Сероштан провел ладонью по лицу, согнал улыбку.
— Добре. Давайте про хлеб… Владимир Ильич говорил: крестьян можно вывести к социализму только через кооперацию.
Из зала крикнули:
— А шо це таке?
Секретарь райкома начал терпеливо объяснять:
— У вас есть товарищество по обработке земли. Это как бы первая ступень кооперации. Постепенно начнем обобществлять землю, скот, инвентарь.
— Как в коммуне?
— Не совсем так, товарищи. Коммуна — первая ласточка. Это как бы живая агитация…
Он еще говорил долго. Стемнело. В волостном клубе зажгли лампы и не тушили их, считай, до глубокой ночи.
10
Йосып Сабадырь приходит в школу раньше всех. Спутав ноги поясным ремнем, проворно взбирается по высокому и прямому, словно телеграфный столб, стволу гледичии. Снимает плоды — и за пазуху. Иногда, оставляя Антона внизу, под деревом, по-беличьи взбирается на самый верх, длинными руками достает самых матерых «баранов», кидает их дружку:
— Тонь, хватай!
Тошка ловит — и в сумку, в сумку.
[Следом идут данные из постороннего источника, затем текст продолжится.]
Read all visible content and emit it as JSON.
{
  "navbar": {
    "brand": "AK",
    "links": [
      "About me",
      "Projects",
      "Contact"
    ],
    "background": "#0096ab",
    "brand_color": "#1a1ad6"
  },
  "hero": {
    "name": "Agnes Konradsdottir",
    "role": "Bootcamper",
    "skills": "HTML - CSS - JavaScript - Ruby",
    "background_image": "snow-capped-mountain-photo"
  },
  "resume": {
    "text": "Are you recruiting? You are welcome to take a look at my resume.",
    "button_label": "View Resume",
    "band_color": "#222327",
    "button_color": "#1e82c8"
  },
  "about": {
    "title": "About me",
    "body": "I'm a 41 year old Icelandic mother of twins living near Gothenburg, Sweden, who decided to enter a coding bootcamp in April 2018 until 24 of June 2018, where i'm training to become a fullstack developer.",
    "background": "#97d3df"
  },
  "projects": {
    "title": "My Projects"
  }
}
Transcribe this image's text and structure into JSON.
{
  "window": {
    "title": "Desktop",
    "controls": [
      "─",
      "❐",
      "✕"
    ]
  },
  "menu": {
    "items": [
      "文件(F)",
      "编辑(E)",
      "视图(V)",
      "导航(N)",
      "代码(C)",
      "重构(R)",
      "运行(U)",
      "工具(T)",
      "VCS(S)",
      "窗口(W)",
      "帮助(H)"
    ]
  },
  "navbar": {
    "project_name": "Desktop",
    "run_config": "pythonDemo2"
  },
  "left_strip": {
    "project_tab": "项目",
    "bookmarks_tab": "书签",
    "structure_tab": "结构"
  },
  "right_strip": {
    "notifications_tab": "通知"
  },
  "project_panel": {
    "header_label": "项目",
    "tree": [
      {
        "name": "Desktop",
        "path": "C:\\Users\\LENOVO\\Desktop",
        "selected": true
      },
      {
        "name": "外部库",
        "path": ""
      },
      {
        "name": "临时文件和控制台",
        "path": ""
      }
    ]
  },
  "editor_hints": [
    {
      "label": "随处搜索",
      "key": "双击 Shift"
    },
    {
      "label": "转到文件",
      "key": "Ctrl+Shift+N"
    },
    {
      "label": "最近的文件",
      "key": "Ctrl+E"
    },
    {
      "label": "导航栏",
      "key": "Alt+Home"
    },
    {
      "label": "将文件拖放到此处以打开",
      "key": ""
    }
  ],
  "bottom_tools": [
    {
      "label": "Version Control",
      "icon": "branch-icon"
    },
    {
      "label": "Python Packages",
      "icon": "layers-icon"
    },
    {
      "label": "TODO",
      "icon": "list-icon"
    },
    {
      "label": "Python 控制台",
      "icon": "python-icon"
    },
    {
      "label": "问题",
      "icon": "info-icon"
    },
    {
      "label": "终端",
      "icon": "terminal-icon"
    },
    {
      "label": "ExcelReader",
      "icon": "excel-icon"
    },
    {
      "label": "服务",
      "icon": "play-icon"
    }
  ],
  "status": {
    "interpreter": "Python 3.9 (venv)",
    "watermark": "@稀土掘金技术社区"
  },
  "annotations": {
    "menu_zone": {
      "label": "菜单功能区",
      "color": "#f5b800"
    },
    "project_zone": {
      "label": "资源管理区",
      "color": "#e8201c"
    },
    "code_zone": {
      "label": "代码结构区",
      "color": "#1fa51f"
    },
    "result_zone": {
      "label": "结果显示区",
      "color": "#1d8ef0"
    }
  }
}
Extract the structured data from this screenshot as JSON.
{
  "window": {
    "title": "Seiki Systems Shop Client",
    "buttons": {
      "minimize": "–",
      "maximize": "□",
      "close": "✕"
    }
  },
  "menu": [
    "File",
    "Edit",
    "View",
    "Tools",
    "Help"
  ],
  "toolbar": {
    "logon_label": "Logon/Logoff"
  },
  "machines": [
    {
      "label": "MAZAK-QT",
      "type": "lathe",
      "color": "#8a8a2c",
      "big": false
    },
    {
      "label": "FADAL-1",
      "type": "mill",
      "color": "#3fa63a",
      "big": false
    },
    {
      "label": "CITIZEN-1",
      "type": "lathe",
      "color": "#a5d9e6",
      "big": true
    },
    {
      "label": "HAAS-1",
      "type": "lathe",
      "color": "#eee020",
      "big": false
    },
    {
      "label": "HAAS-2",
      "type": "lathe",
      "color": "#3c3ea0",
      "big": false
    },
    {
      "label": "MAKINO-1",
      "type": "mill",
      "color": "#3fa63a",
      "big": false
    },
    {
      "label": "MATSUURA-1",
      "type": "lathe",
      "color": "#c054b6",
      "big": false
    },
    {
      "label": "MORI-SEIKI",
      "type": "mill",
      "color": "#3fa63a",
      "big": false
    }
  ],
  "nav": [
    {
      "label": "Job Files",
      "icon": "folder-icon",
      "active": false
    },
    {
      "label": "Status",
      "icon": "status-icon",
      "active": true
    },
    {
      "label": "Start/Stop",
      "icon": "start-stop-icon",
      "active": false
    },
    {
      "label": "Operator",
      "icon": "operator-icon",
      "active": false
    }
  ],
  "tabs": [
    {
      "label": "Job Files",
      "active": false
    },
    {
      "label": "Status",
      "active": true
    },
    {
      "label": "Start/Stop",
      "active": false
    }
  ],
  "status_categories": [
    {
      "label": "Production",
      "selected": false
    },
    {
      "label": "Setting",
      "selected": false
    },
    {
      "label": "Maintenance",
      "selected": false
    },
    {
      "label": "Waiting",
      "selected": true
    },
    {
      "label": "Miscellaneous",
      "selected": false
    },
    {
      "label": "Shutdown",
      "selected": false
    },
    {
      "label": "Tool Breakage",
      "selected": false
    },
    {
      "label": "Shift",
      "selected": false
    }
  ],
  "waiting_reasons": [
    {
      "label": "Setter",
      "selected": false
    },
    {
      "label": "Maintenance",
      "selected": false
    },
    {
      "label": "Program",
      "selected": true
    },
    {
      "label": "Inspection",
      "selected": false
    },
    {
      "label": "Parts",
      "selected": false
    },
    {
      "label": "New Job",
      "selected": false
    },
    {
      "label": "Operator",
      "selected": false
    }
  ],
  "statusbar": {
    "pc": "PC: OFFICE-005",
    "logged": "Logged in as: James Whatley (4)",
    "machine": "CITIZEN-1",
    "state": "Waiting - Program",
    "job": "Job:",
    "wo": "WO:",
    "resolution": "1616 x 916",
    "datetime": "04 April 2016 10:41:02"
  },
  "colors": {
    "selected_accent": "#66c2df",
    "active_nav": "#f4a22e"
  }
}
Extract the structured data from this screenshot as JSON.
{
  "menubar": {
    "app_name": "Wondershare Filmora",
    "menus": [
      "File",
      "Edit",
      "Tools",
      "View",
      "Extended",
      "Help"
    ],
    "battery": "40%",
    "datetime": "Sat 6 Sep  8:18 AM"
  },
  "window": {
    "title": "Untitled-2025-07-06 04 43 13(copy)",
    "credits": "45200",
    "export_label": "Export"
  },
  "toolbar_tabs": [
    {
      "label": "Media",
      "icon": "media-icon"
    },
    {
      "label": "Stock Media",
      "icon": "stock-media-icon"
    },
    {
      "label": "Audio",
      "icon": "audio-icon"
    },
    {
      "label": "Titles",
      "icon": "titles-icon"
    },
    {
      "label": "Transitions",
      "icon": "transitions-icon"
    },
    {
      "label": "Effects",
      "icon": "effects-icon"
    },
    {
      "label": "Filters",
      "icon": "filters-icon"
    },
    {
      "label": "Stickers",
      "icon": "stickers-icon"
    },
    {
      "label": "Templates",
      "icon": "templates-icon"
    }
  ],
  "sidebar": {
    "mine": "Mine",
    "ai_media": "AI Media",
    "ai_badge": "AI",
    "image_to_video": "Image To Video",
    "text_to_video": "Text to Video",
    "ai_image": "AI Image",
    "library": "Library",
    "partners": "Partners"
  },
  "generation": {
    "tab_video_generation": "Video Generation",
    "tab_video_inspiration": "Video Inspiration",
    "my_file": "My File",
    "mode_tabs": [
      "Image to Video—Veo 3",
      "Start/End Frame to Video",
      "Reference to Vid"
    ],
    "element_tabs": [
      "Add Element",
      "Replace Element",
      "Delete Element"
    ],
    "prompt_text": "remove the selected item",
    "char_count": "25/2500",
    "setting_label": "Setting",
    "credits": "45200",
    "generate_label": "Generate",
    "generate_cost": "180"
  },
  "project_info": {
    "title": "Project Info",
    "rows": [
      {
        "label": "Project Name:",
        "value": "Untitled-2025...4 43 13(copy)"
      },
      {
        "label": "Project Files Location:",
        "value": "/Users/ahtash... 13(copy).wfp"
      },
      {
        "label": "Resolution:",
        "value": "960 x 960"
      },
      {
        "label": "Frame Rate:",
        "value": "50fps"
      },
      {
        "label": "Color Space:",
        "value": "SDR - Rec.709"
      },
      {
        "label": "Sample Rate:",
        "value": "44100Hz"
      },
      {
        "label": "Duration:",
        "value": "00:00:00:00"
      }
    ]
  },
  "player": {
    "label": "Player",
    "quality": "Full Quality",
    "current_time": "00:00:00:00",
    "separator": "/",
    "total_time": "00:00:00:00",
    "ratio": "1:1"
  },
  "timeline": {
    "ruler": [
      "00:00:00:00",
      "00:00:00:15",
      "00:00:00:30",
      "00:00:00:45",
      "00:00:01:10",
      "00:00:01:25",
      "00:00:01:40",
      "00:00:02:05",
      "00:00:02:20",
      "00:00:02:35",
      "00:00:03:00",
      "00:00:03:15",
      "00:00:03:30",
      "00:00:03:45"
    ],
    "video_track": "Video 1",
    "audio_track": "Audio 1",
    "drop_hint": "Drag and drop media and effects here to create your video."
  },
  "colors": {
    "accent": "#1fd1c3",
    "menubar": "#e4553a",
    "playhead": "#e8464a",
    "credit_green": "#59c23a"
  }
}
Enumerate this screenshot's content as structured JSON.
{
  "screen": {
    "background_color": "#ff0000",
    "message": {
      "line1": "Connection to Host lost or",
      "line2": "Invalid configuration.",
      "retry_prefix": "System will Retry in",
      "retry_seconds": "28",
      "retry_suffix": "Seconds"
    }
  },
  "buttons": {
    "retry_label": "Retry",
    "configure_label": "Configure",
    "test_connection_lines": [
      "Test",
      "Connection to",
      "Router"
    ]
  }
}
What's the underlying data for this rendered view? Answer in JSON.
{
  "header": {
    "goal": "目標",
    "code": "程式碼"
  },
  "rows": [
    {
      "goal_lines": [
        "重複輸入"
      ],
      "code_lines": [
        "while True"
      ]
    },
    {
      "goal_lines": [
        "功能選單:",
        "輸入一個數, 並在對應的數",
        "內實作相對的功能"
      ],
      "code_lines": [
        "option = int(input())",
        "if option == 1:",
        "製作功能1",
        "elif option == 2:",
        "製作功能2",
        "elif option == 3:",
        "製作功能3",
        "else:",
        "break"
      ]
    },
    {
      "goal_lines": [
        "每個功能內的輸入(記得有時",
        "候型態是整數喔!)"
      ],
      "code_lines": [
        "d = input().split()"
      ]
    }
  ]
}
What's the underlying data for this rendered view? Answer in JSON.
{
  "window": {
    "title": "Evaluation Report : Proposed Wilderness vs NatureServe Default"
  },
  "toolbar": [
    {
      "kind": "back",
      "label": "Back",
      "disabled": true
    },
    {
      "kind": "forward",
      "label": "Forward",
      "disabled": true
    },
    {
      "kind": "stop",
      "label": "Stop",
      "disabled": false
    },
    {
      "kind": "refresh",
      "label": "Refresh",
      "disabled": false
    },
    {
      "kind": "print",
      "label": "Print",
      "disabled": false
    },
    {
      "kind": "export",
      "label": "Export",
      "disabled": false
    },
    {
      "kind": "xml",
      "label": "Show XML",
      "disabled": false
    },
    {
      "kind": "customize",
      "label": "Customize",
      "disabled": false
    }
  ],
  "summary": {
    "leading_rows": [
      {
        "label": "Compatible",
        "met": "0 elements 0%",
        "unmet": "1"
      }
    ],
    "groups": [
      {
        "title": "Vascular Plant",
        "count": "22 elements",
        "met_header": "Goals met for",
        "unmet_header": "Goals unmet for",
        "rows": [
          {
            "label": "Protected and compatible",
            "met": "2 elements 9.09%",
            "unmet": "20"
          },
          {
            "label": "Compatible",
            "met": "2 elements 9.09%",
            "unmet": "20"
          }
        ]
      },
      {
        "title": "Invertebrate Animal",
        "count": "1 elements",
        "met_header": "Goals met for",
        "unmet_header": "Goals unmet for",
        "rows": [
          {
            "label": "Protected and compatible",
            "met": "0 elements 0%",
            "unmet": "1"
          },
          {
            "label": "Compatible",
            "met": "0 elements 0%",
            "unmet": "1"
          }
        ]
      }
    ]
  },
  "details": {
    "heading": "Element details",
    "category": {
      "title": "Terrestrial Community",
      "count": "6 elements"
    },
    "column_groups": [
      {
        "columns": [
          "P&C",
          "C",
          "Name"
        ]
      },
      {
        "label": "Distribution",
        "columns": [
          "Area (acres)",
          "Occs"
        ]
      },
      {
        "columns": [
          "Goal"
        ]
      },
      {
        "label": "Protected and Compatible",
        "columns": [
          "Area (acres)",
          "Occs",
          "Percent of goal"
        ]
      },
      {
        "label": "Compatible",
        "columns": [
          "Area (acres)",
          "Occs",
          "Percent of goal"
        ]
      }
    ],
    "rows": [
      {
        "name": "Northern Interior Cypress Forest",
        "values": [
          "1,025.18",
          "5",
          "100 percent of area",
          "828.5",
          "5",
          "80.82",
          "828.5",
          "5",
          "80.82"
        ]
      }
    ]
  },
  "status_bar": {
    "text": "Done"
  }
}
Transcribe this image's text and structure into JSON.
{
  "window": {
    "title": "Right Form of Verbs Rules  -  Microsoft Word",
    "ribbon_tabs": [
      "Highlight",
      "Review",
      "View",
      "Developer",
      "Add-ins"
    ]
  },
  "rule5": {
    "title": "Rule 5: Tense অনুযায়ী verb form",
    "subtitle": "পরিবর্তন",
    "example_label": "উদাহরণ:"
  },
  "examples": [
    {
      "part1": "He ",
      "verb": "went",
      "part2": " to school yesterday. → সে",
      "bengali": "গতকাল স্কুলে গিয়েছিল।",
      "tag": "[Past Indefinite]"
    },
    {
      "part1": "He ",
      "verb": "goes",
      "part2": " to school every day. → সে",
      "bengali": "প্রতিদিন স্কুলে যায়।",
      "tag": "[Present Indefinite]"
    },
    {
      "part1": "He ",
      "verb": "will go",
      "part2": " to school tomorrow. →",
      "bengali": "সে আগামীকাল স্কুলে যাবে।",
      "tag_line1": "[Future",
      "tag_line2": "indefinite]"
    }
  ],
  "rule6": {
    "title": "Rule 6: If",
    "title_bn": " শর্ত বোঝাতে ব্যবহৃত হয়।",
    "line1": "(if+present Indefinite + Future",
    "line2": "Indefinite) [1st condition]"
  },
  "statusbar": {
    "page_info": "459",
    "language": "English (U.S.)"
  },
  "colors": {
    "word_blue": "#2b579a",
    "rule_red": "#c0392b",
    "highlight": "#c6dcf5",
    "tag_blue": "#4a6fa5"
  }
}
Сумка у него брезентовая, из старой куртки сшита, вся в чернильных пятнах: пробка пузырька неплотная, что ли?
Йосып засиживается на дереве обычно до звонка. Антон ожидает друга терпеливо, без него не идет в класс.
— Вам шо, ухи позакладало? — Куцебородый сторож дед Барилка, в замызганном до нечистого блеска черном кожушке, в старой казацкой фуражке с надорванным козырьком, показывается из-за угла школьного здания, поднимает вверх руку со звонком, звонит рьяно, как на пожар.
Этим увесистым звонком он грозит Йосыпу, сидящему на суку:
— Ах ты, арап нечистой крови! Ось я тебя стягну на землю! — Барилка топчется вокруг дерева, пинает орех подшитым валенком, но затея напрасная — могучий ствол нисколько не поддается его ударам. Старику остается только ворчать: — Чистая обезьяна. Оно, мабуть, и родилось на дереве.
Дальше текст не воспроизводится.